🤖 AI Summary
This work addresses the limitations of existing image tokenization methods that employ fixed compression ratios, which ignore spatial variations in local information density and often result in either redundancy or information loss. The authors propose TaTok, an adaptive image tokenization framework grounded in information entropy theory. They theoretically demonstrate, for the first time, that relying solely on local image patches leads to insufficient information representation and inter-patch redundancy. To overcome this, TaTok introduces global tokens to model inter-patch mutual information and incorporates a Dynamic Token Filtering (DTF) strategy based on cumulative conditional entropy, enabling adaptive token allocation according to local information richness. Through a mutual enhancement mechanism between global and local tokens, TaTok achieves superior efficiency without compromising reconstruction quality, yielding a 1.3× improvement in gFID and an 8.7× inference speedup over baseline methods, thereby striking a better trade-off between compression ratio and reconstruction fidelity.
📝 Abstract
Accurate and effective discrete image tokenization is crucial for long image sequence processing.
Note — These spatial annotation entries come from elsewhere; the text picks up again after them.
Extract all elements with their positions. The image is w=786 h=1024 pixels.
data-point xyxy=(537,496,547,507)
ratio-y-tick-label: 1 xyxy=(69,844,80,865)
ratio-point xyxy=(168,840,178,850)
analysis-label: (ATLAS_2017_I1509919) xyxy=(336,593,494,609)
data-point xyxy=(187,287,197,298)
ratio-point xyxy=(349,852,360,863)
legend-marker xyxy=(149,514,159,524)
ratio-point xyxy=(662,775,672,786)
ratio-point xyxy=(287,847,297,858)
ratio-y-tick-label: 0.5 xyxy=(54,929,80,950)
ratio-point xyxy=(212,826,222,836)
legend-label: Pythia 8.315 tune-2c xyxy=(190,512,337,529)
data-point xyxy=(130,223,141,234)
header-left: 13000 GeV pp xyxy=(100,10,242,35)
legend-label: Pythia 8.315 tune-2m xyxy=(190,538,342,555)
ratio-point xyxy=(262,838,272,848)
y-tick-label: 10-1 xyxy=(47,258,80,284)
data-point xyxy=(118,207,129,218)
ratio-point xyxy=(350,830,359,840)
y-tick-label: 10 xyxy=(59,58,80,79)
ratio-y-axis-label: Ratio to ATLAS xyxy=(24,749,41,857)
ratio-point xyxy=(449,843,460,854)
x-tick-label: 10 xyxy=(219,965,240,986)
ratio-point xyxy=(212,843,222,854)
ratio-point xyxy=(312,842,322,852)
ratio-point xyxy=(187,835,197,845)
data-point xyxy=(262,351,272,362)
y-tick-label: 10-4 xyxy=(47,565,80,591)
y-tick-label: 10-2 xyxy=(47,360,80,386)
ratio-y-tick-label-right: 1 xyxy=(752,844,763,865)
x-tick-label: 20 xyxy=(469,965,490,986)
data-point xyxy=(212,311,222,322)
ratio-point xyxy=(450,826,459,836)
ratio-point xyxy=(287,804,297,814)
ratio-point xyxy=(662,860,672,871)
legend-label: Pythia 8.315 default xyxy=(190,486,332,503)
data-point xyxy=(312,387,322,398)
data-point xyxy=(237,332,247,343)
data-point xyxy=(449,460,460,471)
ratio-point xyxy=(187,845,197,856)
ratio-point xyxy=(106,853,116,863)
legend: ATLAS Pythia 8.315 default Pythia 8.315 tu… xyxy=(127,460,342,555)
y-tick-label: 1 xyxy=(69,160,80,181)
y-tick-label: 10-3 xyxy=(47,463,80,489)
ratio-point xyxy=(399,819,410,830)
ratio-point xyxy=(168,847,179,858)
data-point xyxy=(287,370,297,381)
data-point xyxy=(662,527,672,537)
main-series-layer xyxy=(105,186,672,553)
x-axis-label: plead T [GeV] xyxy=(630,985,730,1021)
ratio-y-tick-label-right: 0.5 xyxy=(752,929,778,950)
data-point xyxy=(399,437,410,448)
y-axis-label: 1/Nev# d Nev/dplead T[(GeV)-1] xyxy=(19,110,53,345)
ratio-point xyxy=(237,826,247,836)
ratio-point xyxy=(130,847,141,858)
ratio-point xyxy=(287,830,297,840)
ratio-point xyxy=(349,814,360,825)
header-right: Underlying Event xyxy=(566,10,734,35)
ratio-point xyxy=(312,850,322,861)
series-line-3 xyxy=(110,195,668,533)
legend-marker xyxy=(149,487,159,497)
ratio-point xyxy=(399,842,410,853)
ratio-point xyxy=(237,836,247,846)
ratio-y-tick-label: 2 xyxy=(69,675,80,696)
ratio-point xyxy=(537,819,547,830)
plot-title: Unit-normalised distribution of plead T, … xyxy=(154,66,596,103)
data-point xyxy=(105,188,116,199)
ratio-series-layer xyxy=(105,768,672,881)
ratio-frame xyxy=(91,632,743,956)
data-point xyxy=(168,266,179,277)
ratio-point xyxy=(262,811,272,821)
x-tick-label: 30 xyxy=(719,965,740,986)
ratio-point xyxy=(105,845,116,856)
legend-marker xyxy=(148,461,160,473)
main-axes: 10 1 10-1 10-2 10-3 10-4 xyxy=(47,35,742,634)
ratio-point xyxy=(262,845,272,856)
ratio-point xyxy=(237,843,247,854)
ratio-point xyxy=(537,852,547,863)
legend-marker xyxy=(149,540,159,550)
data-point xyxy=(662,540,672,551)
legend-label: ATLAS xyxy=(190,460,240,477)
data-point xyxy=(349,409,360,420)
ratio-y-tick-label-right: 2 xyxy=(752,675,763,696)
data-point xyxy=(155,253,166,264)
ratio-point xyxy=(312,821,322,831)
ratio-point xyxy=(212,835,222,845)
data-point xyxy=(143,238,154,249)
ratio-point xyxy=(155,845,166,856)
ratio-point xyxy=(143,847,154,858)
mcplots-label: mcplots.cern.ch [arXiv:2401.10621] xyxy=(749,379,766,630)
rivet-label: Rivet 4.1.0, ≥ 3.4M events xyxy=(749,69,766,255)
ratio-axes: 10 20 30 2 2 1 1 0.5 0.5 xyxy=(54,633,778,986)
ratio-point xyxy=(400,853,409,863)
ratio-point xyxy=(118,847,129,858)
However, current methods rigidly compress all content at a fixed rate, ignoring the variable information density of images and leading to either redundancy or information loss. Inspired by information entropy, we propose TaTok, a Theoretically grounded adaptive image Tokenization framework. We rigorously identify two key drawbacks in existing methods: information insufficiency when reconstructing images with patch tokens alone, and information redundancy among patch tokens. To address these, we introduce global tokens that model mutual information across patch tokens, and a Dynamic Token Filtering (DTF) algorithm based on cumulative conditional entropy to eliminate redundancy. Experiments confirm TaTok's state-of-the-art performance, delivering a 1.3x gFID improvement and 8.7x inference speedup. By allocating tokens according to information richness, TaTok enables more compressed yet accurate image tokenization, offering valuable insights for future research.